After the chaos of getting out the door, Maria arrives at Baby University, and she strolls her daughter while her three-year-old son drops to the sidewalk, kicking and screaming. Maria breaks down and starts crying herself. Here she is falling apart with two children. How will she deal with a third?

At her first class, the parent educator asks Maria how things are at home. She responds, “There’s no time to sleep, much less to polish my nails or put a bit of color on my face. I don’t have time for myself. My kids cry and fight all the time, and I usually end up crying with them.”

During the class, as she listens to everyone talk about children’s behavior and the unconditional love that every parent should have for their kids, she cries and doesn’t understand why she can’t do that herself. She wishes she could just go home.

But something brings her back. After four weeks, she finally interrupts the class. “My baby will be born in a week,” she says, “and my sadness is huge. I don’t have time for anything and I’m exhausted. My husband leaves early and comes home late from work. I don’t talk to anybody. My kids don’t listen to me. My sister doesn’t understand.” The group quietly listens to Maria.

“I can’t do it anymore,” she continues. “I don’t know if I’ll be able to handle one more child. I don’t know why I can’t read to my kids. They don’t pay any attention to me, and they only ignore me and fight.” Maria cries and cries. Everyone else cries along with her.

How many women like Maria attend the class? Nearly all of them. Many Marias come each week, each with a similar story, each one trying to understand her role as a mother, wife and woman. At Baby University they have hope. They know they will find support and guidance.

Maria’s story didn’t end that day. Exactly one week after having her baby, she came to Baby University and said to me, “Teacher, I came to introduce my new daughter to you. I came to class, because here I feel understood. I feel alive, like a mother, like a woman. I can cry and laugh, and not be afraid because I am included. I feel like I’m safe here, and all these other moms help me understand my own feelings. Even now, I know that I better understand my kids, and I can see them changing as well. All I know is that I wanted to come back, and my daughter is ready to learn too.”

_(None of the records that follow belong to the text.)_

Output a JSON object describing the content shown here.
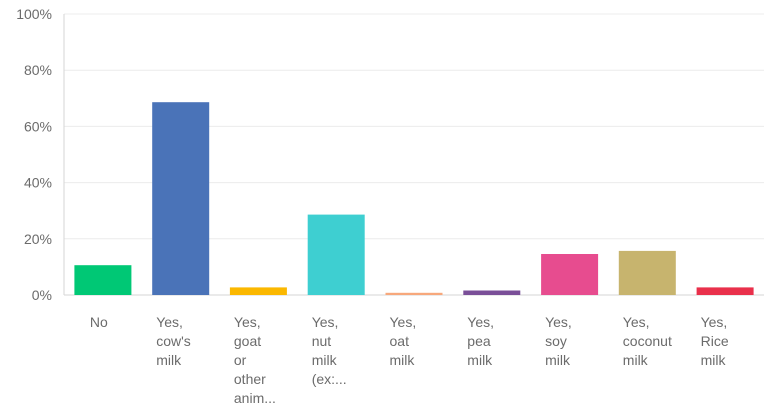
{
  "chart_data": {
    "type": "bar",
    "ylim": [
      0,
      100
    ],
    "y_ticks": [
      "0%",
      "20%",
      "40%",
      "60%",
      "80%",
      "100%"
    ],
    "grid": true,
    "categories": [
      [
        "No"
      ],
      [
        "Yes,",
        "cow's",
        "milk"
      ],
      [
        "Yes,",
        "goat",
        "or",
        "other",
        "anim..."
      ],
      [
        "Yes,",
        "nut",
        "milk",
        "(ex:..."
      ],
      [
        "Yes,",
        "oat",
        "milk"
      ],
      [
        "Yes,",
        "pea",
        "milk"
      ],
      [
        "Yes,",
        "soy",
        "milk"
      ],
      [
        "Yes,",
        "coconut",
        "milk"
      ],
      [
        "Yes,",
        "Rice",
        "milk"
      ]
    ],
    "values": [
      10.6,
      68.6,
      2.7,
      28.6,
      0.8,
      1.6,
      14.6,
      15.7,
      2.7
    ],
    "colors": [
      "#00c875",
      "#4a73b8",
      "#fbb800",
      "#3ecfd1",
      "#f7a87c",
      "#7a4f98",
      "#e74c8f",
      "#c7b46e",
      "#e9304b"
    ]
  }
}
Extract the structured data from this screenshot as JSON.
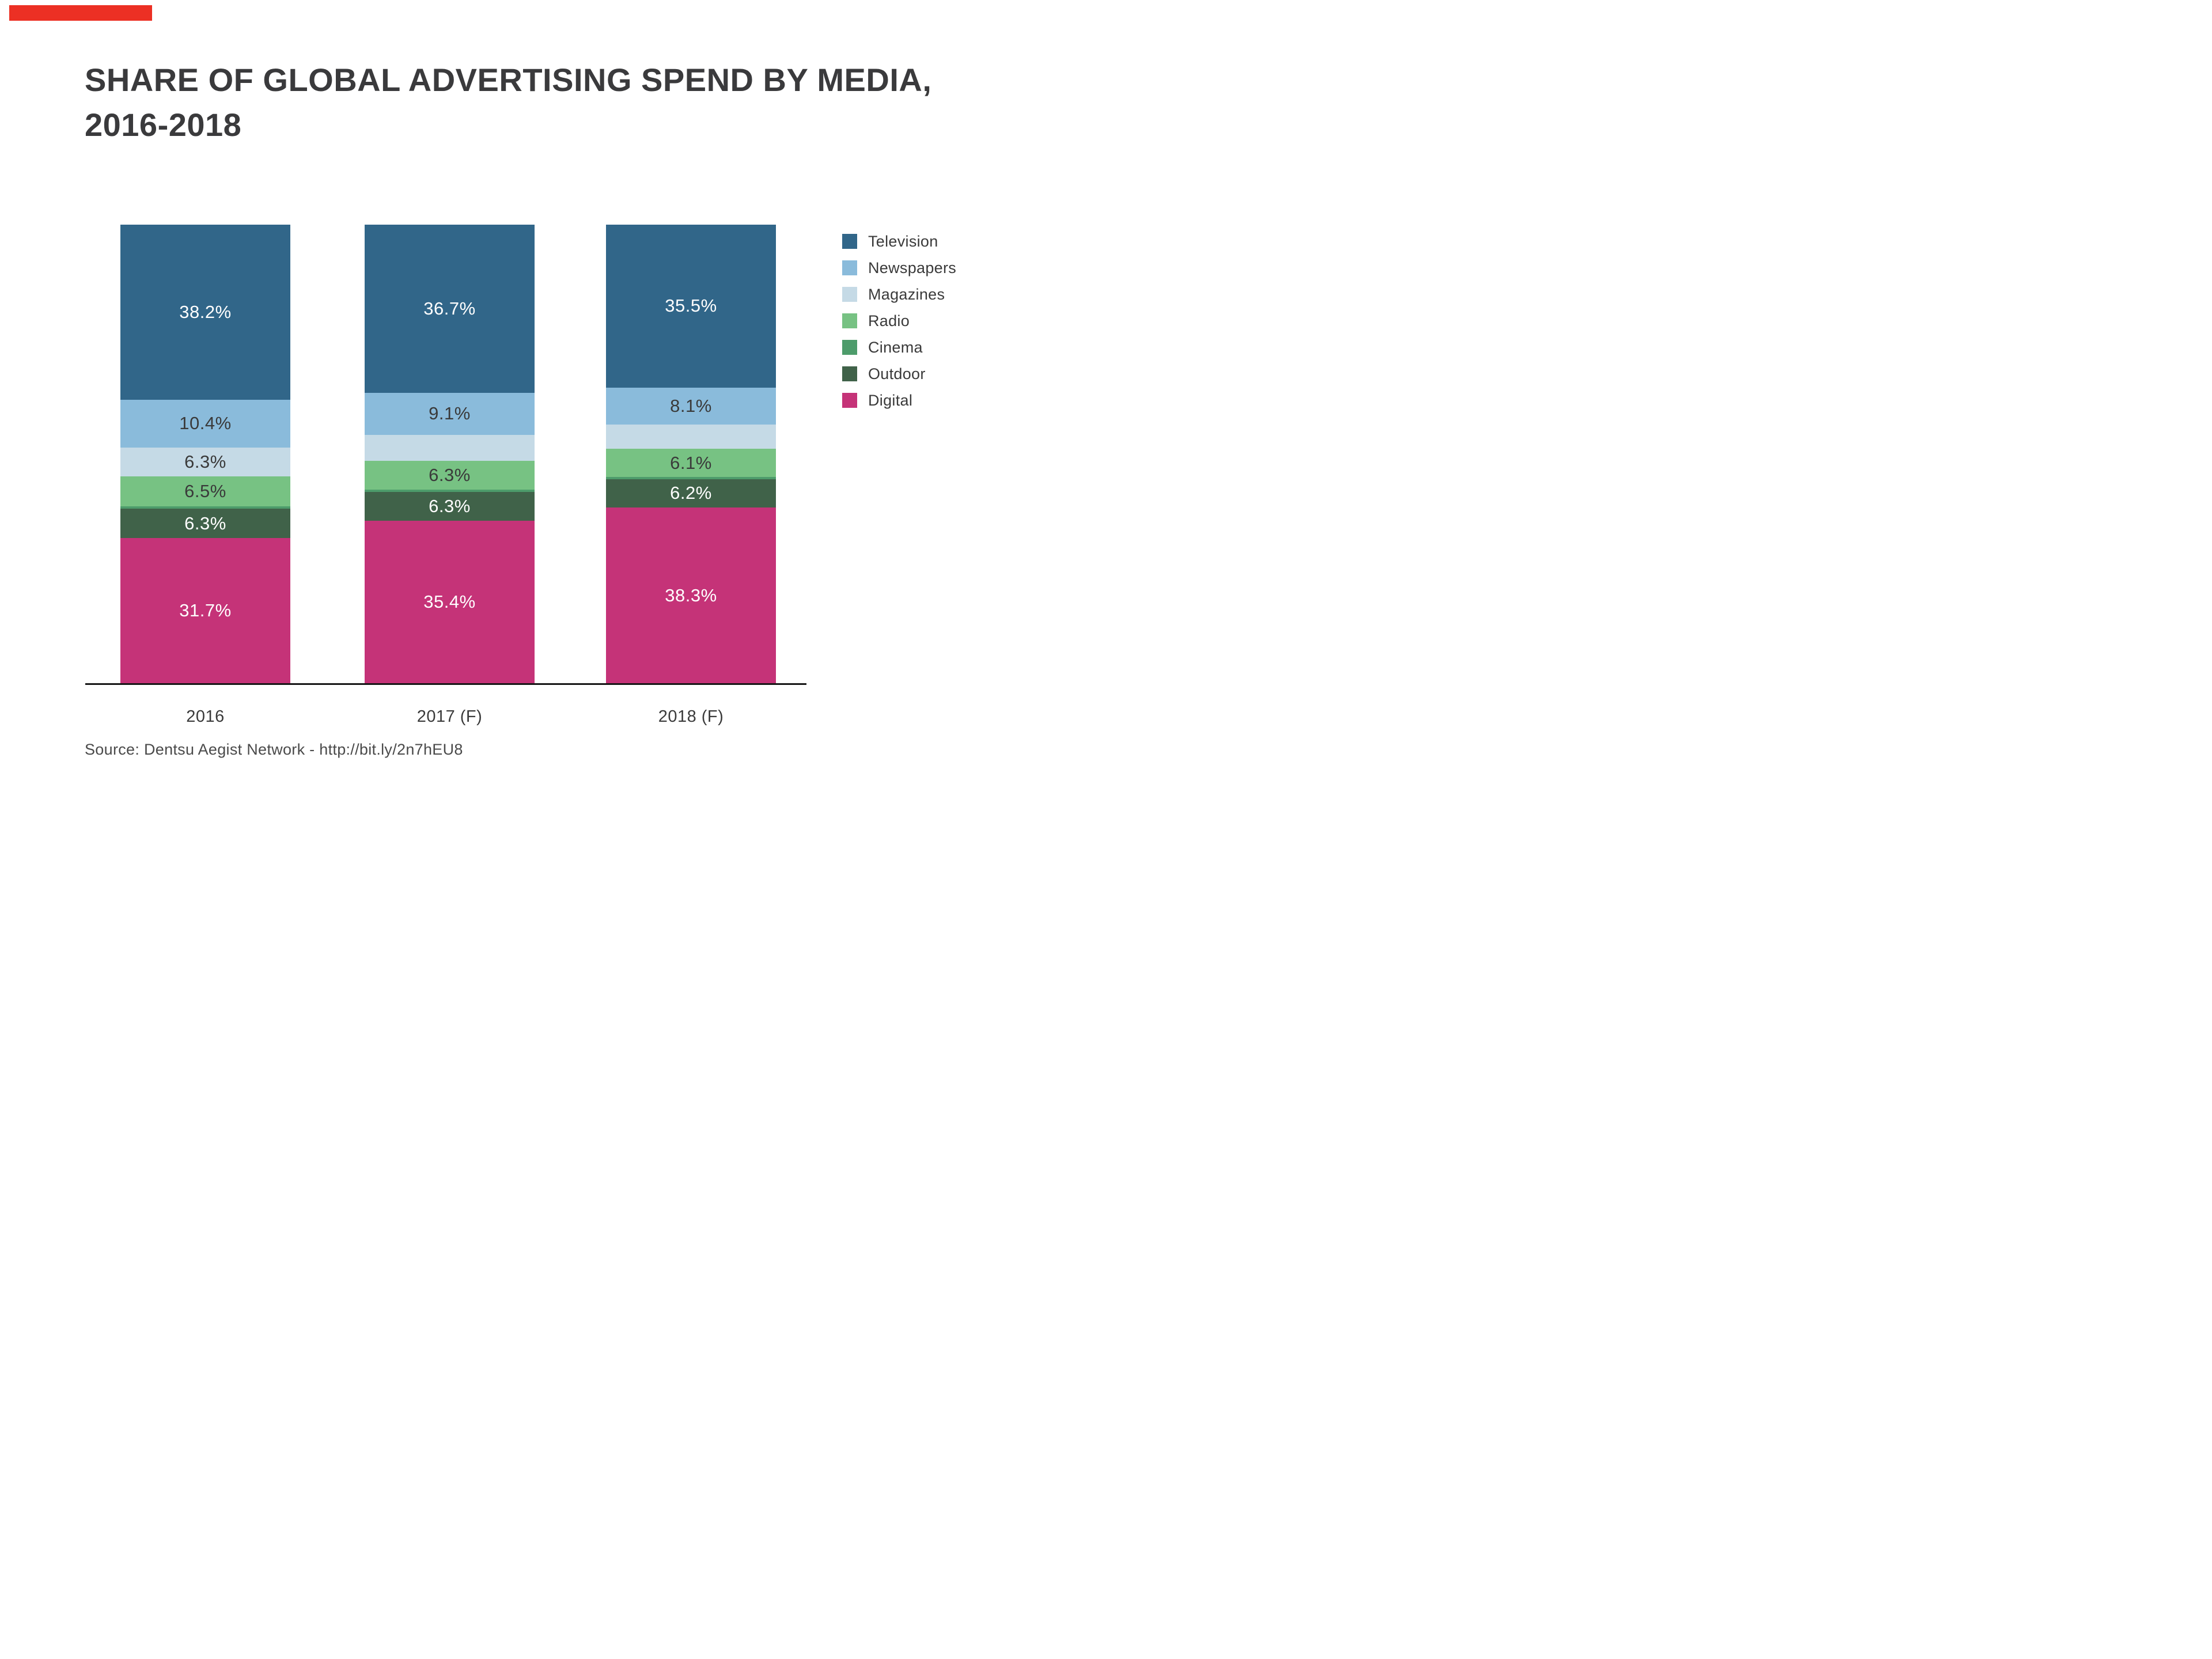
{
  "accent_bar": {
    "color": "#ec3024"
  },
  "title": {
    "line1": "SHARE OF GLOBAL ADVERTISING SPEND BY MEDIA,",
    "line2": "2016-2018",
    "color": "#3a3a3c"
  },
  "source": "Source: Dentsu Aegist Network - http://bit.ly/2n7hEU8",
  "chart_data": {
    "type": "bar",
    "stacked": true,
    "percent_stacked": true,
    "title": "SHARE OF GLOBAL ADVERTISING SPEND BY MEDIA, 2016-2018",
    "categories": [
      "2016",
      "2017 (F)",
      "2018 (F)"
    ],
    "series": [
      {
        "name": "Television",
        "color": "#316689",
        "values": [
          38.2,
          36.7,
          35.5
        ],
        "data_labels": [
          "38.2%",
          "36.7%",
          "35.5%"
        ],
        "label_color": "#ffffff"
      },
      {
        "name": "Newspapers",
        "color": "#8abbdb",
        "values": [
          10.4,
          9.1,
          8.1
        ],
        "data_labels": [
          "10.4%",
          "9.1%",
          "8.1%"
        ],
        "label_color": "#3a3a3a"
      },
      {
        "name": "Magazines",
        "color": "#c5dae6",
        "values": [
          6.3,
          5.7,
          5.3
        ],
        "data_labels": [
          "6.3%",
          "",
          ""
        ],
        "label_color": "#3a3a3a"
      },
      {
        "name": "Radio",
        "color": "#77c283",
        "values": [
          6.5,
          6.3,
          6.1
        ],
        "data_labels": [
          "6.5%",
          "6.3%",
          "6.1%"
        ],
        "label_color": "#3a3a3a"
      },
      {
        "name": "Cinema",
        "color": "#4d9c6b",
        "values": [
          0.6,
          0.5,
          0.5
        ],
        "data_labels": [
          "",
          "",
          ""
        ],
        "label_color": "#ffffff"
      },
      {
        "name": "Outdoor",
        "color": "#406249",
        "values": [
          6.3,
          6.3,
          6.2
        ],
        "data_labels": [
          "6.3%",
          "6.3%",
          "6.2%"
        ],
        "label_color": "#ffffff"
      },
      {
        "name": "Digital",
        "color": "#c53378",
        "values": [
          31.7,
          35.4,
          38.3
        ],
        "data_labels": [
          "31.7%",
          "35.4%",
          "38.3%"
        ],
        "label_color": "#ffffff"
      }
    ],
    "ylim": [
      0,
      100
    ],
    "grid": false,
    "legend_position": "right",
    "xlabel": "",
    "ylabel": ""
  }
}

That new attitude and hope in Maria is only the beginning of a new life for her and her family. With that changed perspective and the parenting tools from AVANCE, Maria will give her children a vision of achievement from day one. They will start school on target for success, outperform their peers, and graduate high school. Baby University gives children the educational tools and vision they need to go on to the big university. And it gives them the best educational partner – their parents – to guide them on that exhilarating journey.